Post your Inktober drawings for this year here! Figured TBT should have a thread so everyone can see everyone else's!


----------



## Aria Nook Violet (Oct 1, 2016)

What's Inktober about? Never heard of that word before. Sorry for my ignorance but I'm curious.


----------



## himeki (Oct 1, 2016)

Aria Nook Violet said:


> What's Inktober about? Never heard of that word before. Sorry for my ignorance but I'm curious.



Oh really? It's an event really popular in the art community, where for the month of October, you draw something every day in ink!


----------



## cherriielle (Oct 1, 2016)

I'm gonna attempt! we'll see how long it lasts.... ^^;
anyway it was super cold and gloomy today (yay)


----------



## himeki (Oct 1, 2016)

xCherryskyx said:


> I'm gonna attempt! we'll see how long it lasts.... ^^;
> anyway it was super cold and gloomy today (yay)

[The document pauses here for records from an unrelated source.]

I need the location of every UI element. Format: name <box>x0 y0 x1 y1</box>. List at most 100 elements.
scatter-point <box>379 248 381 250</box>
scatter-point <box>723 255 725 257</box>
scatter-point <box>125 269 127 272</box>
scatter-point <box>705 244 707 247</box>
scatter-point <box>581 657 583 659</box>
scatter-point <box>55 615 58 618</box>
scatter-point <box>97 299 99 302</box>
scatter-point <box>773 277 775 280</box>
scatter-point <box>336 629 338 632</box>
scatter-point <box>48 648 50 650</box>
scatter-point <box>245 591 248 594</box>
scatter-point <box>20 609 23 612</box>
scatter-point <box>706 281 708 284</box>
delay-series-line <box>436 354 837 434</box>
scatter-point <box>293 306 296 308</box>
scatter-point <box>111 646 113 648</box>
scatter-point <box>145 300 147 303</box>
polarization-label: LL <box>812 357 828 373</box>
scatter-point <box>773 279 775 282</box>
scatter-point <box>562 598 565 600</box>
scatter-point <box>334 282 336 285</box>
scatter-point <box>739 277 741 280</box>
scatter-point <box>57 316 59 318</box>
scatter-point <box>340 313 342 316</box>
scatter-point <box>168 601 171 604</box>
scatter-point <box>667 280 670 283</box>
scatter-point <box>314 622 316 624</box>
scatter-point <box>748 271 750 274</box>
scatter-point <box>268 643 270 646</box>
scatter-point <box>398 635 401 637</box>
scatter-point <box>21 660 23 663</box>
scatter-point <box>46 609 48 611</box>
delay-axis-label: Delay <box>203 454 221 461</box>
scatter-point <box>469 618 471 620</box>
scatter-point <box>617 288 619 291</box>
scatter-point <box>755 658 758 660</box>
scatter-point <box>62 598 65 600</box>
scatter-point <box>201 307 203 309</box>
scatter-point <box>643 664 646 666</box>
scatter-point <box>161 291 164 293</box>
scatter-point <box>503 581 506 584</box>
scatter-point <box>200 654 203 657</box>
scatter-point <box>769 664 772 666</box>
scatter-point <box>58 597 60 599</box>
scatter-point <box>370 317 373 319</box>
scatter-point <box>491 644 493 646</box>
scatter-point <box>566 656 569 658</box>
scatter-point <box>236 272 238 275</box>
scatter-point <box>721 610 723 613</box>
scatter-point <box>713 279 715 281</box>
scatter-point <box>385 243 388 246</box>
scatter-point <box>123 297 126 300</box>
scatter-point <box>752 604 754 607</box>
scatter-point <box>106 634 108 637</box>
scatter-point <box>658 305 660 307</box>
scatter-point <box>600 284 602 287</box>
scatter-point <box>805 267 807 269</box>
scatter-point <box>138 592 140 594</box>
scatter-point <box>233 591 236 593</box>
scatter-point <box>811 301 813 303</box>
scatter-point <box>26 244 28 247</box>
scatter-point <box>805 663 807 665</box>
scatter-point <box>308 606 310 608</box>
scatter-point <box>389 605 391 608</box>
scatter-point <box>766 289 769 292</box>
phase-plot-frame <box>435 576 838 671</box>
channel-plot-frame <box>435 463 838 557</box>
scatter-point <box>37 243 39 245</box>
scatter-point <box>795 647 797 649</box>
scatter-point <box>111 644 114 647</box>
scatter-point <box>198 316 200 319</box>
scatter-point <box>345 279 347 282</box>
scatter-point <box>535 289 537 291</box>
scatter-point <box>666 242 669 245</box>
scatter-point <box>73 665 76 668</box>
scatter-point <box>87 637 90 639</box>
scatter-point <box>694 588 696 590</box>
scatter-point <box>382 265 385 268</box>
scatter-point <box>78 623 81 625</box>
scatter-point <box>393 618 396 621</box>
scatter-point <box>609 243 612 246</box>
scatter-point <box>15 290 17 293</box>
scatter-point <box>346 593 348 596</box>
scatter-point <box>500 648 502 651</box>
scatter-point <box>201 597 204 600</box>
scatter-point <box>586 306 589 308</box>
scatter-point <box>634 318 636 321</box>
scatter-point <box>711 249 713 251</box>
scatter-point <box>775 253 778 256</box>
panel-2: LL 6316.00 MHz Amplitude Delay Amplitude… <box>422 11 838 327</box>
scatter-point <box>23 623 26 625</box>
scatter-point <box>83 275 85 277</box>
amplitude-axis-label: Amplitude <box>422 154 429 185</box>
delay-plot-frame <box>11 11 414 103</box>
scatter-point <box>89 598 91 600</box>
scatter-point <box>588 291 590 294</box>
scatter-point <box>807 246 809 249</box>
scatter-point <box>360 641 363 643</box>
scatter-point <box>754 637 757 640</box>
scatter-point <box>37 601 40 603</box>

YES YOU DID IT !! YOUR TRAD ART IS SO GOOD DONT EVEN TRY AND SAY ITS NOT


----------



## cherriielle (Oct 1, 2016)

EvviePB said:


> YES YOU DID IT !! YOUR TRAD ART IS SO GOOD DONT EVEN TRY AND SAY ITS NOT



ehh it takes me forever though cause I always get distracted in my room....


----------



## vogelbiene (Oct 1, 2016)

I'm gonna attempt this quq but it won't be anything spectacular 
I don't even have ink!! I'll just use liners and pens. Is that okay??


----------



## himeki (Oct 1, 2016)

vogelbiene said:


> I'm gonna attempt this quq but it won't be anything spectacular
> I don't even have ink!! I'll just use liners and pens. Is that okay??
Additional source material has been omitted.